Голова у матери как серебро — седая вся (я ее с малых лет помню такой), а глаза синие-синие. Издали она совсем как девушка…
Конечно, она ругнула меня, но у самой слезы по щекам текли. Одна слезинка по серебряному волоску на губы спустилась.
Целую минуту глядела она то на меня, то на Костю, потом вдруг закричала:
— Ой, чертенки замурзанные… А ну, купаться!
Она дала нам кусок мыла, полотенце и прогнала на речку. Пока мы купались, она выплакалась, как полагается (я это по глазам видел), затем принесла нам чистые штаны, рубахи. Опять мое — мне и Косте.
Я, наверное, косо поглядел, потому что мать прошептала:
— Не сердись, Андрей, у него же нет матери. Жалко его.
Но, когда Костя ушел, она сказала:
— Зачем ты с Костей водишься, Андрей? С Гришей дружи, он тебя никуда не заведет.
Гриша — мой двоюродный брат. Он всегда ревновал меня к Косте. Когда мы были маленькими, он приходил к нам в дом и ходил за мной следом. Но мне с ним было скучно.
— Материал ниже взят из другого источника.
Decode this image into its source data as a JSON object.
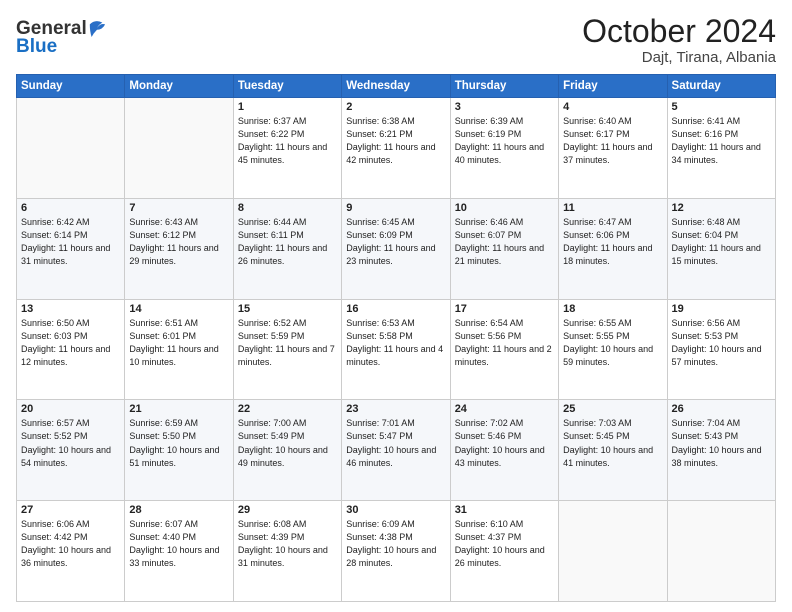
{
  "header": {
    "logo_general": "General",
    "logo_blue": "Blue",
    "month_title": "October 2024",
    "location": "Dajt, Tirana, Albania"
  },
  "weekdays": [
    "Sunday",
    "Monday",
    "Tuesday",
    "Wednesday",
    "Thursday",
    "Friday",
    "Saturday"
  ],
  "weeks": [
    [
      {
        "day": "",
        "sunrise": "",
        "sunset": "",
        "daylight": ""
      },
      {
        "day": "",
        "sunrise": "",
        "sunset": "",
        "daylight": ""
      },
      {
        "day": "1",
        "sunrise": "Sunrise: 6:37 AM",
        "sunset": "Sunset: 6:22 PM",
        "daylight": "Daylight: 11 hours and 45 minutes."
      },
      {
        "day": "2",
        "sunrise": "Sunrise: 6:38 AM",
        "sunset": "Sunset: 6:21 PM",
        "daylight": "Daylight: 11 hours and 42 minutes."
      },
      {
        "day": "3",
        "sunrise": "Sunrise: 6:39 AM",
        "sunset": "Sunset: 6:19 PM",
        "daylight": "Daylight: 11 hours and 40 minutes."
      },
      {
        "day": "4",
        "sunrise": "Sunrise: 6:40 AM",
        "sunset": "Sunset: 6:17 PM",
        "daylight": "Daylight: 11 hours and 37 minutes."
      },
      {
        "day": "5",
        "sunrise": "Sunrise: 6:41 AM",
        "sunset": "Sunset: 6:16 PM",
        "daylight": "Daylight: 11 hours and 34 minutes."
      }
    ],
    [
      {
        "day": "6",
        "sunrise": "Sunrise: 6:42 AM",
        "sunset": "Sunset: 6:14 PM",
        "daylight": "Daylight: 11 hours and 31 minutes."
      },
      {
        "day": "7",
        "sunrise": "Sunrise: 6:43 AM",
        "sunset": "Sunset: 6:12 PM",
        "daylight": "Daylight: 11 hours and 29 minutes."
      },
      {
        "day": "8",
        "sunrise": "Sunrise: 6:44 AM",
        "sunset": "Sunset: 6:11 PM",
        "daylight": "Daylight: 11 hours and 26 minutes."
      },
      {
        "day": "9",
        "sunrise": "Sunrise: 6:45 AM",
        "sunset": "Sunset: 6:09 PM",
        "daylight": "Daylight: 11 hours and 23 minutes."
      },
      {
        "day": "10",
        "sunrise": "Sunrise: 6:46 AM",
        "sunset": "Sunset: 6:07 PM",
        "daylight": "Daylight: 11 hours and 21 minutes."
      },
      {
        "day": "11",
        "sunrise": "Sunrise: 6:47 AM",
        "sunset": "Sunset: 6:06 PM",
        "daylight": "Daylight: 11 hours and 18 minutes."
      },
      {
        "day": "12",
        "sunrise": "Sunrise: 6:48 AM",
        "sunset": "Sunset: 6:04 PM",
        "daylight": "Daylight: 11 hours and 15 minutes."
      }
    ],
    [
      {
        "day": "13",
        "sunrise": "Sunrise: 6:50 AM",
        "sunset": "Sunset: 6:03 PM",
        "daylight": "Daylight: 11 hours and 12 minutes."
      },
      {
        "day": "14",
        "sunrise": "Sunrise: 6:51 AM",
        "sunset": "Sunset: 6:01 PM",
        "daylight": "Daylight: 11 hours and 10 minutes."
      },
      {
        "day": "15",
        "sunrise": "Sunrise: 6:52 AM",
        "sunset": "Sunset: 5:59 PM",
        "daylight": "Daylight: 11 hours and 7 minutes."
      },
      {
        "day": "16",
        "sunrise": "Sunrise: 6:53 AM",
        "sunset": "Sunset: 5:58 PM",
        "daylight": "Daylight: 11 hours and 4 minutes."
      },
      {
        "day": "17",
        "sunrise": "Sunrise: 6:54 AM",
        "sunset": "Sunset: 5:56 PM",
        "daylight": "Daylight: 11 hours and 2 minutes."
      },
      {
        "day": "18",
        "sunrise": "Sunrise: 6:55 AM",
        "sunset": "Sunset: 5:55 PM",
        "daylight": "Daylight: 10 hours and 59 minutes."
      },
      {
        "day": "19",
        "sunrise": "Sunrise: 6:56 AM",
        "sunset": "Sunset: 5:53 PM",
        "daylight": "Daylight: 10 hours and 57 minutes."
      }
    ],
    [
      {
        "day": "20",
        "sunrise": "Sunrise: 6:57 AM",
        "sunset": "Sunset: 5:52 PM",
        "daylight": "Daylight: 10 hours and 54 minutes."
      },
      {
        "day": "21",
        "sunrise": "Sunrise: 6:59 AM",
        "sunset": "Sunset: 5:50 PM",
        "daylight": "Daylight: 10 hours and 51 minutes."
      },
      {
        "day": "22",
        "sunrise": "Sunrise: 7:00 AM",
        "sunset": "Sunset: 5:49 PM",
        "daylight": "Daylight: 10 hours and 49 minutes."
      },
      {
        "day": "23",
        "sunrise": "Sunrise: 7:01 AM",
        "sunset": "Sunset: 5:47 PM",
        "daylight": "Daylight: 10 hours and 46 minutes."
      },
      {
        "day": "24",
        "sunrise": "Sunrise: 7:02 AM",
        "sunset": "Sunset: 5:46 PM",
        "daylight": "Daylight: 10 hours and 43 minutes."
      },
      {
        "day": "25",
        "sunrise": "Sunrise: 7:03 AM",
        "sunset": "Sunset: 5:45 PM",
        "daylight": "Daylight: 10 hours and 41 minutes."
      },
      {
        "day": "26",
        "sunrise": "Sunrise: 7:04 AM",
        "sunset": "Sunset: 5:43 PM",
        "daylight": "Daylight: 10 hours and 38 minutes."
      }
    ],
    [
      {
        "day": "27",
        "sunrise": "Sunrise: 6:06 AM",
        "sunset": "Sunset: 4:42 PM",
        "daylight": "Daylight: 10 hours and 36 minutes."
      },
      {
        "day": "28",
        "sunrise": "Sunrise: 6:07 AM",
        "sunset": "Sunset: 4:40 PM",
        "daylight": "Daylight: 10 hours and 33 minutes."
      },
      {
        "day": "29",
        "sunrise": "Sunrise: 6:08 AM",
        "sunset": "Sunset: 4:39 PM",
        "daylight": "Daylight: 10 hours and 31 minutes."
      },
      {
        "day": "30",
        "sunrise": "Sunrise: 6:09 AM",
        "sunset": "Sunset: 4:38 PM",
        "daylight": "Daylight: 10 hours and 28 minutes."
      },
      {
        "day": "31",
        "sunrise": "Sunrise: 6:10 AM",
        "sunset": "Sunset: 4:37 PM",
        "daylight": "Daylight: 10 hours and 26 minutes."
      },
      {
        "day": "",
        "sunrise": "",
        "sunset": "",
        "daylight": ""
      },
      {
        "day": "",
        "sunrise": "",
        "sunset": "",
        "daylight": ""
      }
    ]
  ]
}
С Костей мы делали рогатки, взбирались на деревья и разоряли гнезда, ловили птиц силками… Гриша только мешал нам. Стоило разбить окно, как Гриша бежал к матери и орал:
— Тетка Катерина, а Костя с Андрюшкой окно раскокали!
Однажды я не выдержал и подрался с ним. Он оказался силачом, этот увалень. Он повалил меня на землю и так прижал коленями, что мне трудно стало дышать. Костя бросился на выручку, но Гриша усмирил его одной рукой. С тех пор мы оба начали бояться Гриши.
Мать была недовольна тем, что я избегаю брата. А что делать, если мне скучно с Гришей?
Когда мы подросли, Гриша, как и прежде, старался подружиться со мной. Он был отличным спортсменом, и я гордился им. Еще бы! Двоюродный брат — лучший в районе футболист, гранатометчик, пловец. И все же он скучен…
С Костей я часто ссорился, однако мы дружили. Он занятный парень.
III
Ребята любили, когда я читал Пушкина, а Костя постоянно мешал нам. Он умышленно перевирал слова поэта. Однажды вечером я прочел в классе «Вакхическую песню». Ребята дружно подхватили последнюю строчку:
— «Да здравствует солнце, да скроется тьма!»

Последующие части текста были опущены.